Bron, however, is clearly very much a) a misogynist and b) a transphobe — he thinks of himself pre-transition as reasonable and normal (albeit with a vague ennui), but as soon as he finds out Sam is trans (something he never previously thought about or suspected) he immediately starts mentally misgendering Sam and speculating about his gender. the book ultimately kind of dances around the implication that the reason Bron decided abruptly and with no prior thought to transition was — bluntly — a kind of ~autogynophilia~, that she has (tried to) become the kind of woman she wanted to be with as a man.

at the same time, though, I think there’s a reparative possibility in her weird dream about confronting her old self and trying to rip his face off (“I shall destroy you—as you destroyed me!”). her transition was built on pre-transition Bron’s assumption that after transitioning he would be the same person, but a woman. the actual result is very much not that, leaving post-transition Bron caught between the old Bron’s desires, which she still feels bound by, and the person she’s actually becoming. even if Bron wasn’t always trans, post-transition Bron does want to be a woman; she’s just trapped in the misogyny she developed as a man even in this ostensibly completely egalitarian society, such that even as a woman she — for example — falls back on the trope of the the crazy ex-girlfriend when describing the woman she used to be in love with. Bron is a regressive anachronism in a society that’s moving on — except that she can only have developed her anachronistic regressive views in that society. something is not quite right. this is, after all, an ambiguous heterotopia.

in many ways this last bit is the central point of the novel, manifest especially in its treatment of gender and gender relations but also its reliance on racial and sexual categories (and use of racial and homophobic slurs, sometimes still with the apparent intent to hurt). Trouble on Triton — as its subtitle suggests — is a meditation on both the possibility and the limits of social change. it presents us a bright space future where so much of society is organized radically differently from our present, and its exploration of this is — if somewhat less overwhelming — definitely as intensive as Stars in My Pocket Like Grains of Sand. at the same time, it poses the questions: how much have we (in the 1970s, in 2022, in 2112) really changed? how fast does change occur? can we truly get away from race, gender, sexuality, at least without confronting them head-on? will there always be people like Bron Helstrom, and what do we do about them — to help them, to stop them from hurting themselves (present or future) or others?

it’s also a meditation on art and aesthetics, and on the nature of home, and an I honestly think prescient exploration of remote warfare.
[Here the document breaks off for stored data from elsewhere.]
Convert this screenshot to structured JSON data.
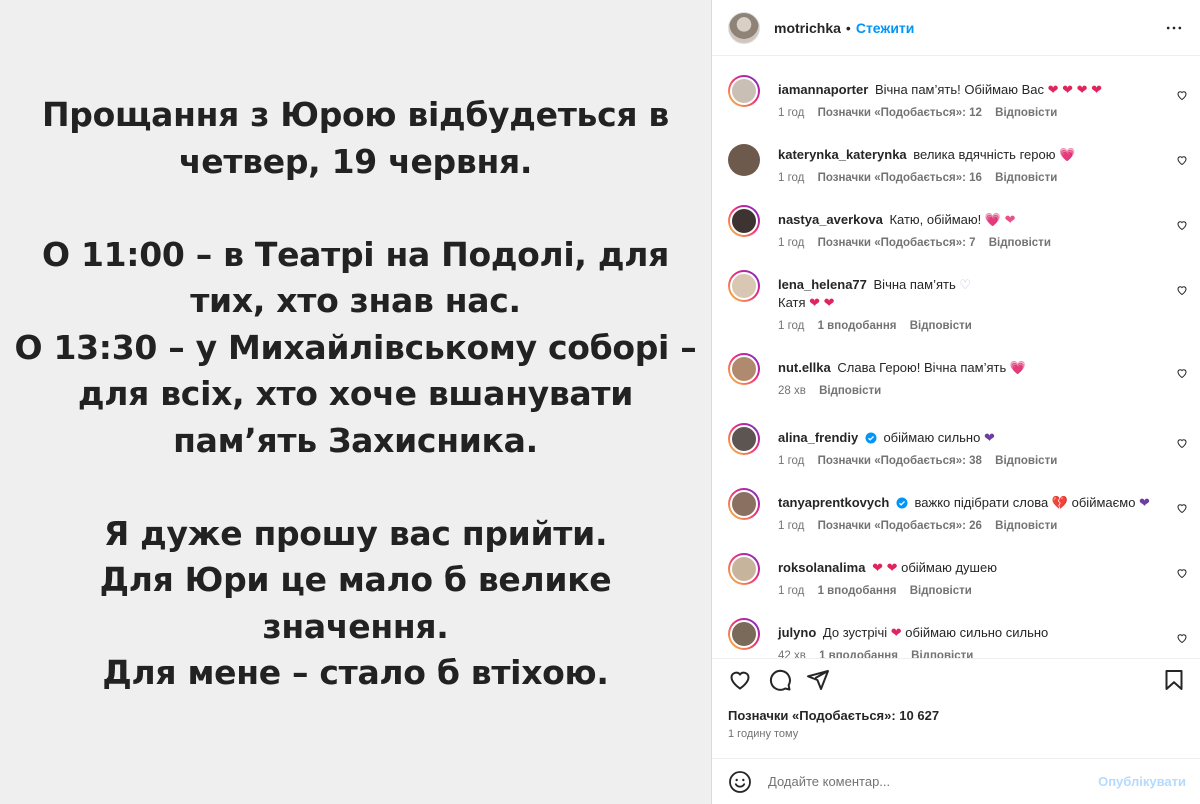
{
  "post_image": {
    "lines": [
      "Прощання з Юрою відбудеться в",
      "четвер, 19 червня.",
      "",
      "О 11:00 – в Театрі на Подолі, для",
      "тих, хто знав нас.",
      "О 13:30 – у Михайлівському соборі –",
      "для всіх, хто хоче вшанувати",
      "пам’ять Захисника.",
      "",
      "Я дуже прошу вас прийти.",
      "Для Юри це мало б велике",
      "значення.",
      "Для мене – стало б втіхою."
    ]
  },
  "header": {
    "username": "motrichka",
    "dot": "•",
    "follow_label": "Стежити"
  },
  "comments": [
    {
      "user": "iamannaporter",
      "text": "Вічна пам’ять! Обіймаю Вас",
      "emoji": "❤ ❤ ❤ ❤",
      "time": "1 год",
      "likes": "Позначки «Подобається»: 12",
      "reply": "Відповісти",
      "ring": true
    },
    {
      "user": "katerynka_katerynka",
      "text": "велика вдячність герою",
      "emoji": "💗",
      "time": "1 год",
      "likes": "Позначки «Подобається»: 16",
      "reply": "Відповісти",
      "ring": false
    },
    {
      "user": "nastya_averkova",
      "text": "Катю, обіймаю!",
      "emoji": "💗 ❤",
      "time": "1 год",
      "likes": "Позначки «Подобається»: 7",
      "reply": "Відповісти",
      "ring": true
    },
    {
      "user": "lena_helena77",
      "text": "Вічна пам’ять",
      "emoji": "♡",
      "text2": "Катя",
      "emoji2": "❤ ❤",
      "time": "1 год",
      "likes": "1 вподобання",
      "reply": "Відповісти",
      "ring": true
    },
    {
      "user": "nut.ellka",
      "text": "Слава Герою! Вічна пам’ять",
      "emoji": "💗",
      "time": "28 хв",
      "likes": "",
      "reply": "Відповісти",
      "ring": true
    },
    {
      "user": "alina_frendiy",
      "text": "обіймаю сильно",
      "emoji": "❤",
      "time": "1 год",
      "likes": "Позначки «Подобається»: 38",
      "reply": "Відповісти",
      "ring": true,
      "verified": true
    },
    {
      "user": "tanyaprentkovych",
      "text": "важко підібрати слова",
      "emoji": "💔",
      "text_b": "обіймаємо",
      "emoji_b": "❤",
      "time": "1 год",
      "likes": "Позначки «Подобається»: 26",
      "reply": "Відповісти",
      "ring": true,
      "verified": true
    },
    {
      "user": "roksolanalima",
      "text": "обіймаю душею",
      "emoji": "❤ ❤",
      "time": "1 год",
      "likes": "1 вподобання",
      "reply": "Відповісти",
      "ring": true
    },
    {
      "user": "julyno",
      "text": "До зустрічі",
      "emoji": "❤",
      "text_b": "обіймаю сильно сильно",
      "time": "42 хв",
      "likes": "1 вподобання",
      "reply": "Відповісти",
      "ring": true
    }
  ],
  "footer": {
    "likes_count": "Позначки «Подобається»: 10 627",
    "post_time": "1 годину тому",
    "comment_placeholder": "Додайте коментар...",
    "publish_label": "Опублікувати"
  },
  "colors": {
    "accent": "#0095f6",
    "muted": "#737373",
    "heart": "#e0245e",
    "purple_heart": "#6b3fa0"
  },
  "icons": [
    "more-icon",
    "like-icon",
    "comment-icon",
    "share-icon",
    "bookmark-icon",
    "emoji-icon",
    "verified-icon",
    "small-heart-icon"
  ]
}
I think the apocalyptic (for Earth) war was probably originally written with mutually assured destruction in mind, but now all I can think about is drones. the constant refrain of “at least we’re not fighting with soldiers”, as if a war that kills upwards of 80% of the Earth’s population, such that there is no-one left on the planet with the ability to officially surrender, and wipes out cities of millions of people on Mars and the satellites, is better because only civilians are dying.

that’s the US war machine in the twenty-first century.